I’m looking forward to getting more focused employment for my time before
graduate school. Ever since my internship with Leisure
Publishing, I knew that I wanted to be an editor. I was offered, in
so many words, just such a position with a newspaper whose name I’ll omit
should they have found someone else or not have the opening anymore. It’d
be a great place to start out for me.
Yet sometimes I know I’ll remember how easy I had it here. My longest in-class time here was this semester, with 200 minutes sitting in a desk on
Monday, Wednesday and Friday. I’ll admit I’m not too crazy about any of
the classes I have on these days but that isn’t the point.
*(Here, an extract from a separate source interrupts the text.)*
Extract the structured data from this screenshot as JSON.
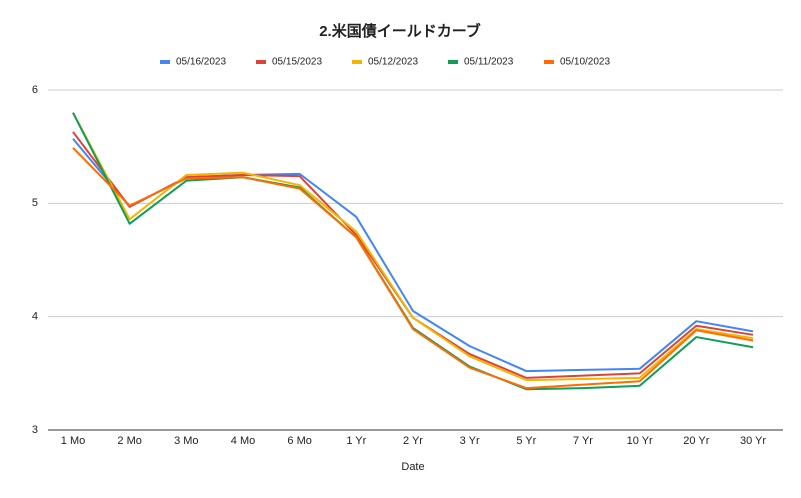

All I had to
do was grab information from the lectures and apply it. Now I have to be
the one distributing the information to a staff of writers, designers and
salespeople.
The best part of graduating early, I’m told, is going to a ceremony where
not a lot of people are in attendance. Therefore, I could invite tons and
tons of people whereas in May 2003, the place will be clogged up the kilt
with parents, grandparents, aunts, uncles and little tykes. I hates me
some traffic, but if you’ve ever looked at my section before now, you know
that.
I think in the long run I’d want to be sitting there on Moffet Quad with
the countless people I’ve known and loved at this school. But these
people know how excited (and restless) I am for something more than this
planned, precise college world. They’d be shocked if I stayed here
another semester, and at the same time, I don’t think they’d mind. Thanks guys.